10.  Taking on a big job as a new investor.  As mentioned previously I personally don’t recommend doing a full gut rehab or any big real estate investing project as a newbie. Why? The bigger the job, the bigger the headache. You’ll always run into obstacles even on the smallest project. Don’t bite off more than you can chew as a new investor. Start small and work with a mentor or experienced real estate investor.

11.  Using second rate contractors. Oh how we love “The Hook Up!” Unlicensed and uninsured contractors are always ingredients for trouble. Family members are even bigger red flags. Be sure to check your contractor(s) have insurance and check the better business bureau on the company you selected.

12.  Not getting references on your contractors. Another sure fire way to lose money. Make sure to get references and ask to see previous work.

13.  Not managing your contractors or GC. Depending on your roll you must absolutely keep abreast of the project status and budget.
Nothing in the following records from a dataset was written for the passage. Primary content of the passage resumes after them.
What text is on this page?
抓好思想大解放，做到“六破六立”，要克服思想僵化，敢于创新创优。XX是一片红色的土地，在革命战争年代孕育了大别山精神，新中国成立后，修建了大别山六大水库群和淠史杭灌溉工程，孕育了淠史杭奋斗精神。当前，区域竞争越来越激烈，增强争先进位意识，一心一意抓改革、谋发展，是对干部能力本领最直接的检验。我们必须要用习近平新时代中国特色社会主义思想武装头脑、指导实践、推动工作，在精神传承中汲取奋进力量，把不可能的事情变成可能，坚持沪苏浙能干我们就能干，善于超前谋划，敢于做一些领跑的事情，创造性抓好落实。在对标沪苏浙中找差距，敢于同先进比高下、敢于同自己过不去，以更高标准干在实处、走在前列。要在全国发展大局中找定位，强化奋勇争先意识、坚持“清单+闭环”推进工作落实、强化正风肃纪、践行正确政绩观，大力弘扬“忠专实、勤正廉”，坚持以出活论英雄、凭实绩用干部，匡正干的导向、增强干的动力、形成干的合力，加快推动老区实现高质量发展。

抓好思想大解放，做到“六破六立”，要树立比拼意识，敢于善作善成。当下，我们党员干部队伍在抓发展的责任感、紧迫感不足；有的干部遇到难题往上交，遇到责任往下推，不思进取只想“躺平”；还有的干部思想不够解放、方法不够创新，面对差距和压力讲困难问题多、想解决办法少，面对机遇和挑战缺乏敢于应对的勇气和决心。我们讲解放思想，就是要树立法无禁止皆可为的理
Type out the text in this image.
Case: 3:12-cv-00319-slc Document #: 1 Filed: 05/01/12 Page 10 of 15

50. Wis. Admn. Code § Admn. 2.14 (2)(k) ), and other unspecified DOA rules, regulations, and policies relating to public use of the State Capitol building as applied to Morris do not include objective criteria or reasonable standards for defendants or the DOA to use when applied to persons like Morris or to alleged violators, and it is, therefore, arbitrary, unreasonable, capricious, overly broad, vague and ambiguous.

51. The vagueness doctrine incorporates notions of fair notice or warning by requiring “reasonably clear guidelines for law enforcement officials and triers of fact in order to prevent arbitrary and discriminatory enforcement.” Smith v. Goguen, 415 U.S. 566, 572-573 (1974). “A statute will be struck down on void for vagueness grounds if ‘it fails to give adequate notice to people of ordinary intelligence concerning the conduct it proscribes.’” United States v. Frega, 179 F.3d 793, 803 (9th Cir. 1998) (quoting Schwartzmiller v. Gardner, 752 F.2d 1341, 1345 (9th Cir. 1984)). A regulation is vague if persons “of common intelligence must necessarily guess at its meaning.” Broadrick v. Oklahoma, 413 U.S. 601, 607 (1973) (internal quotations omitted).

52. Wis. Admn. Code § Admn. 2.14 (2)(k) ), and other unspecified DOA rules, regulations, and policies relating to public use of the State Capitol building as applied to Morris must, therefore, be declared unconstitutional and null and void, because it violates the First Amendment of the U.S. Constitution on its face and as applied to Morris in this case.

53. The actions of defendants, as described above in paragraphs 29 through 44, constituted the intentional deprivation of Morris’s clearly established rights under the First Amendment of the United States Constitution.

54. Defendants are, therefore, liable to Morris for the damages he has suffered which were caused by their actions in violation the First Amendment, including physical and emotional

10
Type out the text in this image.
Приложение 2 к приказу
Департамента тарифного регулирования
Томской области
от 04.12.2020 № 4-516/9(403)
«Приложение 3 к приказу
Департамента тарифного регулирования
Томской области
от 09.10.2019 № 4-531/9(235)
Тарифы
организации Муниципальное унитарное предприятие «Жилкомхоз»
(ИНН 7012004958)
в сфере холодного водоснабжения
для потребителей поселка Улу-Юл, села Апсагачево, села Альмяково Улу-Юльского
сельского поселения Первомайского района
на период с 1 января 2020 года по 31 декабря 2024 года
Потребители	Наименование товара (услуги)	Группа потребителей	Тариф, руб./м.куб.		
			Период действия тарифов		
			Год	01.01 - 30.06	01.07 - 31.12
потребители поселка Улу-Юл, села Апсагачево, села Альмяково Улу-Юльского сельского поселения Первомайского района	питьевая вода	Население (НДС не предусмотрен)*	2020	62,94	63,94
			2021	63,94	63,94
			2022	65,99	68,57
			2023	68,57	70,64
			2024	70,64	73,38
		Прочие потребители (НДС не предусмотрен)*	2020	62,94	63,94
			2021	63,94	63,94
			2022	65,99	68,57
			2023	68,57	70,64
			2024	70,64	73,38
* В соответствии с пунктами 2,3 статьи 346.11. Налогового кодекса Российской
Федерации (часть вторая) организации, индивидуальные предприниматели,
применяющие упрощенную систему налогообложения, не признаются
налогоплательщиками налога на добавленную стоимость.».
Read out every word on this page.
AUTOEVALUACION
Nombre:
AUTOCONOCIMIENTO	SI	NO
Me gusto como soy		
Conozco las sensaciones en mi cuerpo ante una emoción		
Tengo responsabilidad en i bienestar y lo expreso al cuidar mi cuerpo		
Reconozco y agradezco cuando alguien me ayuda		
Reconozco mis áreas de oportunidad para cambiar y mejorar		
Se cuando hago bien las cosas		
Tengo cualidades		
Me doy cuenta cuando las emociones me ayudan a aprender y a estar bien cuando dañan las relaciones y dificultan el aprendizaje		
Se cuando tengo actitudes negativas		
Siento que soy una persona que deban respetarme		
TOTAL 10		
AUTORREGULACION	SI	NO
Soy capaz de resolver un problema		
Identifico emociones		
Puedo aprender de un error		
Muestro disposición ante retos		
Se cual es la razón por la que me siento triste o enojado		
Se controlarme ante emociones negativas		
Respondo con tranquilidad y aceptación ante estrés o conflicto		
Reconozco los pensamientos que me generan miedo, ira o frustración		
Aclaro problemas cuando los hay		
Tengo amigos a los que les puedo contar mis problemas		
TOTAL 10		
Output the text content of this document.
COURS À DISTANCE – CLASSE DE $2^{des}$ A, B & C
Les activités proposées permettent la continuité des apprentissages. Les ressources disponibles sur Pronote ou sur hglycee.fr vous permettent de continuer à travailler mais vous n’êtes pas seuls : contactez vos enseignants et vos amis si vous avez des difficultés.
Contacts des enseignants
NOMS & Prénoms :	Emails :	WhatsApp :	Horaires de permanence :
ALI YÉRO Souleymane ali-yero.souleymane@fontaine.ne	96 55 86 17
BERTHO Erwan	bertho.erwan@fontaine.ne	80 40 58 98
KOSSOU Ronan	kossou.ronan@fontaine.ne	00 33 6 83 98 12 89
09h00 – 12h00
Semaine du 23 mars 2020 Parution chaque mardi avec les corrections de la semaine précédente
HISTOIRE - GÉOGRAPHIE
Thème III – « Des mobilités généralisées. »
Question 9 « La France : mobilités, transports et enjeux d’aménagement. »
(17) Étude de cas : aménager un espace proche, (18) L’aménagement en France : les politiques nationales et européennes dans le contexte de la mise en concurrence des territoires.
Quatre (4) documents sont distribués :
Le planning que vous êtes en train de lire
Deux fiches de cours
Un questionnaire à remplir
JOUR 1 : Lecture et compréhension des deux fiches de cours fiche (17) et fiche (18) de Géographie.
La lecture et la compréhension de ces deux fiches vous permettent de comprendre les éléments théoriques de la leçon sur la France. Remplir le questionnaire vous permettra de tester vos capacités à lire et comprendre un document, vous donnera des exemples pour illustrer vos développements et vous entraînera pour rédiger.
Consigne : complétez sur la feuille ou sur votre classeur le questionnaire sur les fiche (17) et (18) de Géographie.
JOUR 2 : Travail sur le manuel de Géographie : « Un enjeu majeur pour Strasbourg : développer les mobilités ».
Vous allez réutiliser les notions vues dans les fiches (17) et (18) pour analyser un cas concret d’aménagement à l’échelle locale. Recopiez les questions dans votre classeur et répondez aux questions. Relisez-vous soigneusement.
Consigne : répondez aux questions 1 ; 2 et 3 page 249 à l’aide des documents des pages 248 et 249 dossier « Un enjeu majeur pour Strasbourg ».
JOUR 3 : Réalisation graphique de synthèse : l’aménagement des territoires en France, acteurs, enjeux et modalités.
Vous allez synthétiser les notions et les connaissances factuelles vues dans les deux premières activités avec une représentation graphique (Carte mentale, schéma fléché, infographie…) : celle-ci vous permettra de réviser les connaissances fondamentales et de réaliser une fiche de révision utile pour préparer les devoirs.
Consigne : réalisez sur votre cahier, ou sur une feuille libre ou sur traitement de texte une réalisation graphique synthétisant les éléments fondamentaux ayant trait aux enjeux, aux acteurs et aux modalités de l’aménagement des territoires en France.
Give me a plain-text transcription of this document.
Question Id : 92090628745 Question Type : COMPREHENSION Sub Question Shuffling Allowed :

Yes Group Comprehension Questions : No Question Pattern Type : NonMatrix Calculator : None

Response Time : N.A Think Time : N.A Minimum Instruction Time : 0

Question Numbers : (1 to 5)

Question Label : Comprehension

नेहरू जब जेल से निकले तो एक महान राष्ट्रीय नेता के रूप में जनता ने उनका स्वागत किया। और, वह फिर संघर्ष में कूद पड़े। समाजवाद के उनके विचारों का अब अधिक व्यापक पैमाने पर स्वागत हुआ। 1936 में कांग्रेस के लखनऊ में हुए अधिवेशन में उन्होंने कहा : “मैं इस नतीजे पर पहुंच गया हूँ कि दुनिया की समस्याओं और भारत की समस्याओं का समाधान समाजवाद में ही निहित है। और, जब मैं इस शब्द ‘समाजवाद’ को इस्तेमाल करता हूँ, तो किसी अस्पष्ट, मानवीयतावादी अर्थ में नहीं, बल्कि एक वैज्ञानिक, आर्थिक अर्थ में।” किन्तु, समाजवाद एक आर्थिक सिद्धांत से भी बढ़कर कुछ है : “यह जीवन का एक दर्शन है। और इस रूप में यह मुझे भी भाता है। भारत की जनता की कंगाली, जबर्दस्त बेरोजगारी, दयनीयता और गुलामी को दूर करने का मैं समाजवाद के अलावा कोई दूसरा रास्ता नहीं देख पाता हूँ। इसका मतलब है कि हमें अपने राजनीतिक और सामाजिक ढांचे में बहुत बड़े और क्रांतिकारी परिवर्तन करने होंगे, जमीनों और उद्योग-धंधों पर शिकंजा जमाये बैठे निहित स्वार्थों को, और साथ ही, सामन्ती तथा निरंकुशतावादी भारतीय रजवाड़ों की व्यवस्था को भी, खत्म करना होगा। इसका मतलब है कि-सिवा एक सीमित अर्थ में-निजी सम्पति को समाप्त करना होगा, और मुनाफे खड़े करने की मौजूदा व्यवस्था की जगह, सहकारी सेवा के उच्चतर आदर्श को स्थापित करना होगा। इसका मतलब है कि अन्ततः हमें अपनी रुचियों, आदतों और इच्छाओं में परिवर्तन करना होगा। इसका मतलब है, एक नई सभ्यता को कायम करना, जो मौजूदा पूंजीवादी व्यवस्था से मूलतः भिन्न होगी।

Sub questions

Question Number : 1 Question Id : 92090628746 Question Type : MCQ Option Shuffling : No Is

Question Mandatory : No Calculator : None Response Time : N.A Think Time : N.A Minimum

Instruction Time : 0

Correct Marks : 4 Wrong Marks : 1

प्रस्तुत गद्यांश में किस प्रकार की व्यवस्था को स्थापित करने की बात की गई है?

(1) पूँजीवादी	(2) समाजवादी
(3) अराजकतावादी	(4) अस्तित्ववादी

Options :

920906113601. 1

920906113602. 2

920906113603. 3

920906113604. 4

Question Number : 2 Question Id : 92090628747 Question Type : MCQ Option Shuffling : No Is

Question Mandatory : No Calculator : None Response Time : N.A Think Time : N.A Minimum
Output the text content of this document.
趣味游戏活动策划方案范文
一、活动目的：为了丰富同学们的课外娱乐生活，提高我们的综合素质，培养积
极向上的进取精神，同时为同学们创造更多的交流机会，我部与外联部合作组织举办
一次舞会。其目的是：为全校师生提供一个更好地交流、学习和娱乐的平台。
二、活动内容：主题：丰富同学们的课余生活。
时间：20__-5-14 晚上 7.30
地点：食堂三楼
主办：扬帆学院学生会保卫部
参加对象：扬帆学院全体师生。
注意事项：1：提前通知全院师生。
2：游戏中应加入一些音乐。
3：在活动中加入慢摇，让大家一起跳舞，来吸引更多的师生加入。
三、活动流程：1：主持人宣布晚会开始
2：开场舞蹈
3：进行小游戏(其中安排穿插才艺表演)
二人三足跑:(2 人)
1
If using a GC or General ontractor, have them report to you daily of the progress and ask for an itemized list of materials purchased. A great way to manage material cost is buy your own materials or set up an account with the local or large hardware stores.

14.  Not having any real estate investing knowledge. You should at least know the basics of real estate investing, i.e. wholesaling, short sales, pre-foreclosures / foreclosures, subject-to, lease-options, deed-in-lieu, etc. You don’t have to be an expert, just make sure you understand the concepts.